There was an opinion piece published in May by PropertyCasualty360˚. The title of it is, “Plethora of challenges face the insurance industry on the road ahead”. Most of the piece was fairly predictable. But this caught our attention:
Another troublesome challenge for the insurance industry is overcoming cognitive biases, such as recency or legacy biases. These biases cause policyholders to believe that because nothing bad has occurred, nothing bad will occur — until of course it does. Underappreciation of loss occurrence leads to underinsurance and a lack of resilience. Both are unfortunate, yet preventable.
We get the concept of cognitive bias. But we also recall the notion that insurance is not bought. It’s sold. And if inadequate levels of coverage are being sold because of policyholders’ cognitive biases, doesn’t that constitute greater claims liability for the insurance companies that underinsure their policyholders? There’s a kind of self-defeating circularity to that logic. Rather than cognitive bias, it seems to suggest cognitive dissonance.
According to Psychology Today:
Cognitive dissonance is a term for the state of discomfort felt when two or more modes of thought contradict each other. The clashing cognitions may include ideas, beliefs, or the knowledge that one has behaved in a certain way … The theory of cognitive dissonance proposes that people are averse to inconsistencies within their own minds.

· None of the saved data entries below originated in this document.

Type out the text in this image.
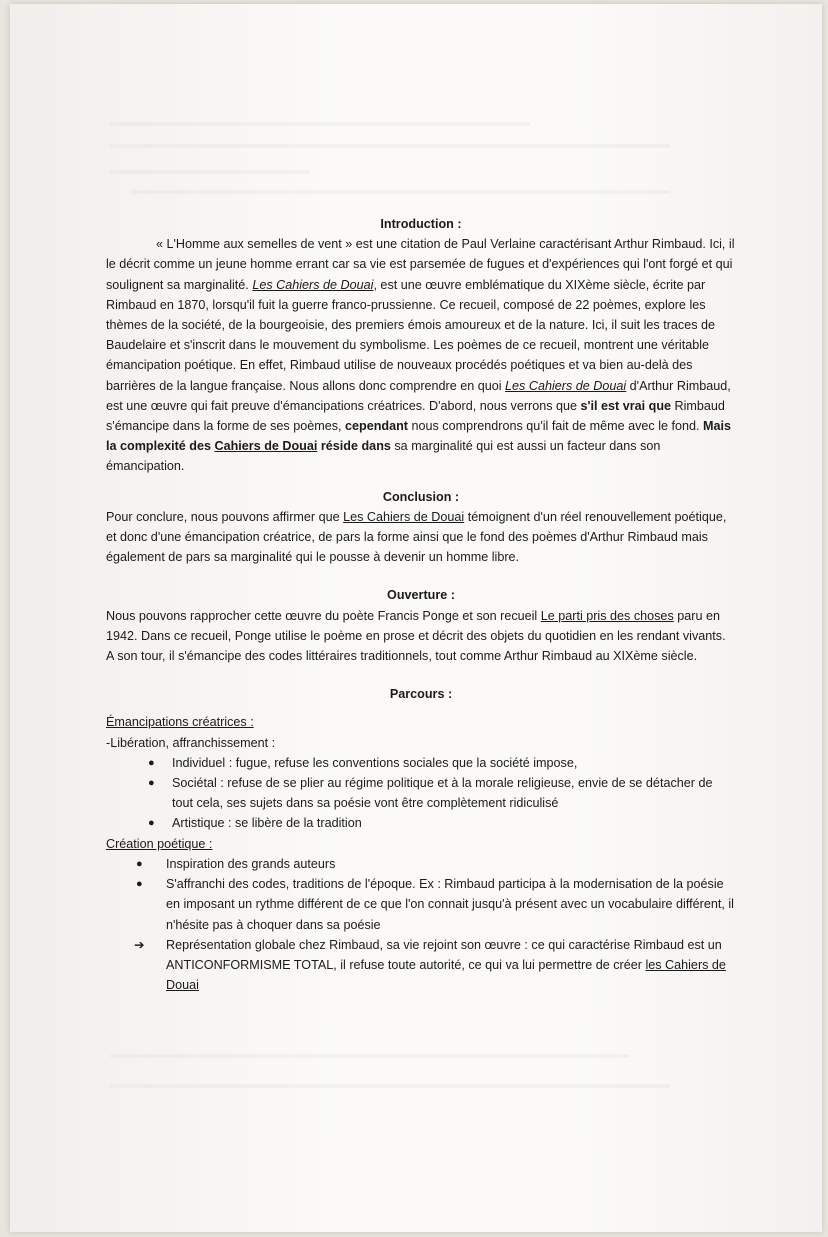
Introduction :

« L'Homme aux semelles de vent » est une citation de Paul Verlaine caractérisant Arthur Rimbaud. Ici, il le décrit comme un jeune homme errant car sa vie est parsemée de fugues et d'expériences qui l'ont forgé et qui soulignent sa marginalité. Les Cahiers de Douai, est une œuvre emblématique du XIXème siècle, écrite par Rimbaud en 1870, lorsqu'il fuit la guerre franco-prussienne. Ce recueil, composé de 22 poèmes, explore les thèmes de la société, de la bourgeoisie, des premiers émois amoureux et de la nature. Ici, il suit les traces de Baudelaire et s'inscrit dans le mouvement du symbolisme. Les poèmes de ce recueil, montrent une véritable émancipation poétique. En effet, Rimbaud utilise de nouveaux procédés poétiques et va bien au-delà des barrières de la langue française. Nous allons donc comprendre en quoi Les Cahiers de Douai d'Arthur Rimbaud, est une œuvre qui fait preuve d'émancipations créatrices. D'abord, nous verrons que s'il est vrai que Rimbaud s'émancipe dans la forme de ses poèmes, cependant nous comprendrons qu'il fait de même avec le fond. Mais la complexité des Cahiers de Douai réside dans sa marginalité qui est aussi un facteur dans son émancipation.

Conclusion :

Pour conclure, nous pouvons affirmer que Les Cahiers de Douai témoignent d'un réel renouvellement poétique, et donc d'une émancipation créatrice, de pars la forme ainsi que le fond des poèmes d'Arthur Rimbaud mais également de pars sa marginalité qui le pousse à devenir un homme libre.

Ouverture :

Nous pouvons rapprocher cette œuvre du poète Francis Ponge et son recueil Le parti pris des choses paru en 1942. Dans ce recueil, Ponge utilise le poème en prose et décrit des objets du quotidien en les rendant vivants. A son tour, il s'émancipe des codes littéraires traditionnels, tout comme Arthur Rimbaud au XIXème siècle.

Parcours :

Émancipations créatrices :

-Libération, affranchissement :

● Individuel : fugue, refuse les conventions sociales que la société impose,
● Sociétal : refuse de se plier au régime politique et à la morale religieuse, envie de se détacher de tout cela, ses sujets dans sa poésie vont être complètement ridiculisé
● Artistique : se libère de la tradition

Création poétique :

● Inspiration des grands auteurs
● S'affranchi des codes, traditions de l'époque. Ex : Rimbaud participa à la modernisation de la poésie en imposant un rythme différent de ce que l'on connait jusqu'à présent avec un vocabulaire différent, il n'hésite pas à choquer dans sa poésie
➔ Représentation globale chez Rimbaud, sa vie rejoint son œuvre : ce qui caractérise Rimbaud est un ANTICONFORMISME TOTAL, il refuse toute autorité, ce qui va lui permettre de créer les Cahiers de Douai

In the case of insurance, cognitive dissonance may occur between these two modes of thought in the mind of a policyholder: (1) I live in a flood zone; therefore, I may be susceptible to considerable water damage. (2) I don’t want to pay for adequate insurance coverage to fully indemnify that considerable water damage.
It’s almost a cliché that the insurance industry is slower than most to adopt emerging technologies. But it does adopt emerging technologies, even if it does so at its own justifiably conservative pace. And if there’s anything the insurance industry has in abundance, it’s data, particularly experience data. So, as the insurance industry continues to adopt and assimilate machine learning and AI, it will become better able to predict loss potential. And those predictions will become increasingly accurate as more and more experience data informs the AI.
As that predictive capability continues to grow, insurers will be more able to plausibly have conversations like this:
Policyholder: I know I’m at risk. But I don’t want to pay for adequate coverage because I haven’t needed it yet.
Insurer: Yes. We understand the premium for fully adequate coverage seems high. But what will it cost if you don’t have that protection?
If insurers can keep policyholders from grinding their psychic gears now, they can keep them from grinding their teeth later.
Maybe then underappreciation of loss occurrence can become sincere appreciation for insurance.